1. MDO is in use; UrlClickEvents is populated.
2. Users click links directly (no QR/manual copy) so clicks are recorded.
3. Users typically submit credentials within ~5 minutes of clicking. Adjust MaxMinutesClickToSignin if needed.
4. Entra ID Protection is enabled and populating AADUserRiskEvents.
5. Risk signals can arrive with delay; we allow up to 60 minutes from click to risk.

Why this works (and where it can fail)

• Strength: Correlation across independent signals (click, new IP, risk) increases detection fidelity.
• Noise control: Baseline of safe IPs reduces false positives from known user behavior.
• Mobile/IPv6: This is the main FP vector. Consider tuning for mobile-specific user-agents or perhaps implementing exclusion of mobile ISP ASNs vs IPs. Varies from one environment to the other.
• Latency: Risk detection isn’t immediate; adjust the RiskWindow and MinutesClickToRisk if misses occur.

Future Enhancements

This rule is v0.1. It catches the essentials, but there’s more to explore:

• Per-user baselines:
  Functions to track new ASN, user-agent, and location (country + city) over ~90 days. Any deviation from baseline = anomaly.

• Org-wide baselines:
  Instead of just per-user, look at environment-wide distributions of ASNs and ISPs. Flag outliers relative to peers.

• Watchlists for enrichment:
  Import ASN -> ISP mappings (from GitHub or local datasets) into Sentinel watchlists. Helps distinguish “Expected ASNs” from genuine anomalies.

• Notebook-based anomaly scoring:
  Use notebooks to move beyond thresholds into scoring. For example, calculate “distance from baseline” to weight anomalies rather than firing binary detections.
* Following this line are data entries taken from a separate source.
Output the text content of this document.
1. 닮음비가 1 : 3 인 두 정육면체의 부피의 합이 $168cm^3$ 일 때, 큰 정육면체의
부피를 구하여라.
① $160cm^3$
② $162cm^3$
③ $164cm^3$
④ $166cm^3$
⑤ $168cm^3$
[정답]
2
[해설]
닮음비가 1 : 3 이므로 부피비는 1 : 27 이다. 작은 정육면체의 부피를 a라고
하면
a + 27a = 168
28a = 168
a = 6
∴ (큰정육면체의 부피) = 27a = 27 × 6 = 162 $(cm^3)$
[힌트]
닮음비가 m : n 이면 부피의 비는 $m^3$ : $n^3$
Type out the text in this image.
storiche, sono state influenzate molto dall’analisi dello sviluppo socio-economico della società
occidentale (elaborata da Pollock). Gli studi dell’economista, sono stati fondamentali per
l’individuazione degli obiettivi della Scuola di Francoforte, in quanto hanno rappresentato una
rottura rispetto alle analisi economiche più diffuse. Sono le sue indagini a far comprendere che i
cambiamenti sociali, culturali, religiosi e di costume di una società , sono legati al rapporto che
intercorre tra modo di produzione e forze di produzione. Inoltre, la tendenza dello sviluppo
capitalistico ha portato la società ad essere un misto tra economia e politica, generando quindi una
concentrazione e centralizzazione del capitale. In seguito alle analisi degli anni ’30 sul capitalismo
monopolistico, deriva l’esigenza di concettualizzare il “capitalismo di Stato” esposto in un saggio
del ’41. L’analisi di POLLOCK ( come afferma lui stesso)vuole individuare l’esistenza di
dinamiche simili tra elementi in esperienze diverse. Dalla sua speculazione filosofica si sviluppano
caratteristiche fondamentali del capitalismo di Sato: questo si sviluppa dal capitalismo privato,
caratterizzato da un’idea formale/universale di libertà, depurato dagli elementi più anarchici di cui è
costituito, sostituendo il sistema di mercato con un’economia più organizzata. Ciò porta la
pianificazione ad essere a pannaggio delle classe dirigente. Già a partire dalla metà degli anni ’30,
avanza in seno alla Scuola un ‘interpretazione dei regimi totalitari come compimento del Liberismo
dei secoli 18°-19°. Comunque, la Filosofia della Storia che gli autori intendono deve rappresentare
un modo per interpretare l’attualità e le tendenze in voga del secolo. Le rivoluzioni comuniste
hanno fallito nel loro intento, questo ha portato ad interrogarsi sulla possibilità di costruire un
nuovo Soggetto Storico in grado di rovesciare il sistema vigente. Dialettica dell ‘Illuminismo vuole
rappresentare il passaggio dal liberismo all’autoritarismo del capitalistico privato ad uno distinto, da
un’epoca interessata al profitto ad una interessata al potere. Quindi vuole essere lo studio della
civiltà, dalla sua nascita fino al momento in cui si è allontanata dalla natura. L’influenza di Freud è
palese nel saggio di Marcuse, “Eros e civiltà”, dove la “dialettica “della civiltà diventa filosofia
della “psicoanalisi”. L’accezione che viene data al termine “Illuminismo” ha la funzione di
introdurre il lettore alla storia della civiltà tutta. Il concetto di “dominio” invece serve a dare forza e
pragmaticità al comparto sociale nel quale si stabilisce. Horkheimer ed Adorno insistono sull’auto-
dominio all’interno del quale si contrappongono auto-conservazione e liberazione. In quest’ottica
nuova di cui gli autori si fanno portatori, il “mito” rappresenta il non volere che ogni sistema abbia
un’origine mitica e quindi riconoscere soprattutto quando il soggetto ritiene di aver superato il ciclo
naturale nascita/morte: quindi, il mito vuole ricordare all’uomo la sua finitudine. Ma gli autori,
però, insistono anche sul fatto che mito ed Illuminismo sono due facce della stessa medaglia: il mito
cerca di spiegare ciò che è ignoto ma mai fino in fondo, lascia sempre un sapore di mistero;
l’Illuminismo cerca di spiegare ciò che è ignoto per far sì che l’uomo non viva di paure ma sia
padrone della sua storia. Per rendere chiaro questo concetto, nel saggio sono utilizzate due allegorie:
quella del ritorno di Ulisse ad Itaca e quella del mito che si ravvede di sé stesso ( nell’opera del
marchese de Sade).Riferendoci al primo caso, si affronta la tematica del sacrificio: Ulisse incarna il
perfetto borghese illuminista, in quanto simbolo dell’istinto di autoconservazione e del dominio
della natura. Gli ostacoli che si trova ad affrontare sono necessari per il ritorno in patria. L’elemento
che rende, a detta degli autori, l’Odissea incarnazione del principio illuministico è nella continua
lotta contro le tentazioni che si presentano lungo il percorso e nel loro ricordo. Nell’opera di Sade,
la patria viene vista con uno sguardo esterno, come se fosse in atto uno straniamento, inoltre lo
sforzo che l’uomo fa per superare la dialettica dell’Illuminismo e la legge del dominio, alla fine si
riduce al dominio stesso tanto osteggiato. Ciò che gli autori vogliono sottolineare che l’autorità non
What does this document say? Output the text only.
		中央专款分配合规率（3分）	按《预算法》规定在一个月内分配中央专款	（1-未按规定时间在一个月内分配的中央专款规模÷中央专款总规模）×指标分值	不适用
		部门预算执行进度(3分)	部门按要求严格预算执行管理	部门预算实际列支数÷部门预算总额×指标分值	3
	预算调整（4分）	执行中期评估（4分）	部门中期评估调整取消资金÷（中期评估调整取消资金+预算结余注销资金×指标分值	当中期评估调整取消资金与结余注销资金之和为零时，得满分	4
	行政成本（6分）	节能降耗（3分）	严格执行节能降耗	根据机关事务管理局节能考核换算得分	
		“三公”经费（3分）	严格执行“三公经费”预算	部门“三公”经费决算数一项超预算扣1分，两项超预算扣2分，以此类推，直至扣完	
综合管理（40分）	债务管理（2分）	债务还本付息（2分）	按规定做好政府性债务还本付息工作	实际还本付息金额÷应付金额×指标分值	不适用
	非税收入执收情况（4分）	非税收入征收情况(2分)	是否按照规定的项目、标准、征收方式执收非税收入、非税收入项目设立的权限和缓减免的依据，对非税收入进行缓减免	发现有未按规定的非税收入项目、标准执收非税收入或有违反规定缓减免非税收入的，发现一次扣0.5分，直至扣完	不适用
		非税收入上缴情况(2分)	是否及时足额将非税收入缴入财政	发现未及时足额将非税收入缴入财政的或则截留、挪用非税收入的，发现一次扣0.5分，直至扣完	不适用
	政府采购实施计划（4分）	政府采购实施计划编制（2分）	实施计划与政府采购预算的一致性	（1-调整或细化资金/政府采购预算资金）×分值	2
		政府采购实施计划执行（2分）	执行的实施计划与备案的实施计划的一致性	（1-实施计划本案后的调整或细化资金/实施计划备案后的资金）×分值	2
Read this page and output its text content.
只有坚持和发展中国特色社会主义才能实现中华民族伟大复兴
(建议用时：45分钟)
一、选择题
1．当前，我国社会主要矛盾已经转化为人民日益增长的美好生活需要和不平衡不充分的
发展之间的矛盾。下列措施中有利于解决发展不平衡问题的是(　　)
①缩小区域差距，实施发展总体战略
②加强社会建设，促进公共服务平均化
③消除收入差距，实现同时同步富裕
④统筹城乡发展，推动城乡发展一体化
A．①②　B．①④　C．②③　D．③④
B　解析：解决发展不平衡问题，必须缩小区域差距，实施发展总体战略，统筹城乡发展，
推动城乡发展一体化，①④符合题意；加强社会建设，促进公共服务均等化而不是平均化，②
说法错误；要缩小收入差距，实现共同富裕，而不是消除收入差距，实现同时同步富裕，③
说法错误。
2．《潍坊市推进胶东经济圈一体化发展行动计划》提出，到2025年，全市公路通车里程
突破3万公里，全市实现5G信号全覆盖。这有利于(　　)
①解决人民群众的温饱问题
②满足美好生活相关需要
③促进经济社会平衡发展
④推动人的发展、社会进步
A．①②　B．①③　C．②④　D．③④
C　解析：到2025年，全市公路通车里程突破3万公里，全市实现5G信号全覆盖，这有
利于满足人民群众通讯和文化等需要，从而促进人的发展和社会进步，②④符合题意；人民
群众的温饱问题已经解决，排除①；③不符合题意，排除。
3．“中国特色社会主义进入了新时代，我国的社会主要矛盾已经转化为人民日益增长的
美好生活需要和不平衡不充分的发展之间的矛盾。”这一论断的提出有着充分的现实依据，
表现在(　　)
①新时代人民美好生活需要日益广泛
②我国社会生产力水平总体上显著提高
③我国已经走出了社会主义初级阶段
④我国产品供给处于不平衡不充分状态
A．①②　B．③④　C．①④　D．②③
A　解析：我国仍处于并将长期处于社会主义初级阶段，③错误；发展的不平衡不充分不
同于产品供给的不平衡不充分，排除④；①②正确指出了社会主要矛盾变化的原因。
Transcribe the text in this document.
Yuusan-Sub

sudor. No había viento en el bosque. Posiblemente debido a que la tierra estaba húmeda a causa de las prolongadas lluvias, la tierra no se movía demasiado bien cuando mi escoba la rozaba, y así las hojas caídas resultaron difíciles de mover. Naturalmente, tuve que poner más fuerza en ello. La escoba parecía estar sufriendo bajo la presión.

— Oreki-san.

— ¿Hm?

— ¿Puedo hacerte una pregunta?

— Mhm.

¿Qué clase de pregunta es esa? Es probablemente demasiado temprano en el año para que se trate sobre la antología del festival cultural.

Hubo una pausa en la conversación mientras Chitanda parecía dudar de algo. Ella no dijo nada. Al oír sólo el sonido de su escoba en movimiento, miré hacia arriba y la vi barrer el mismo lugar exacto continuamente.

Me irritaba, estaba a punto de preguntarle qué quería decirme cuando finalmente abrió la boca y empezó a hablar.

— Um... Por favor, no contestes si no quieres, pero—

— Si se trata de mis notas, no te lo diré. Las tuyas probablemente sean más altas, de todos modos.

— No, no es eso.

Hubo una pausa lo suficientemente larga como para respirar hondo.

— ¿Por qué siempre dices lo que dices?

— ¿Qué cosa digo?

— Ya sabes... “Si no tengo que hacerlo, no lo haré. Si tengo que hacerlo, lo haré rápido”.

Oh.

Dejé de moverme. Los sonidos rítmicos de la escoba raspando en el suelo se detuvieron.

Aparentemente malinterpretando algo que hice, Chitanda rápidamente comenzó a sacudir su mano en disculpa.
These approaches are still R&D, but they show where detection engineering can evolve: from rule-based correlation to adaptive anomaly detection that scales with environment complexity.

MITRE ATT&CK mapping

• T1566.002 Phishing: Spearphishing Link
• T1078 Valid Accounts
• TA0006 Credential Access (MFA interception)

Closing

Tools miss things. That’s reality. Your job as a detection engineer is to cross-validate weak signals across products. In this case, UrlClickEvents + first-time IP sign-in + Entra ID risk gave us high confidence without waiting for a single product verdict.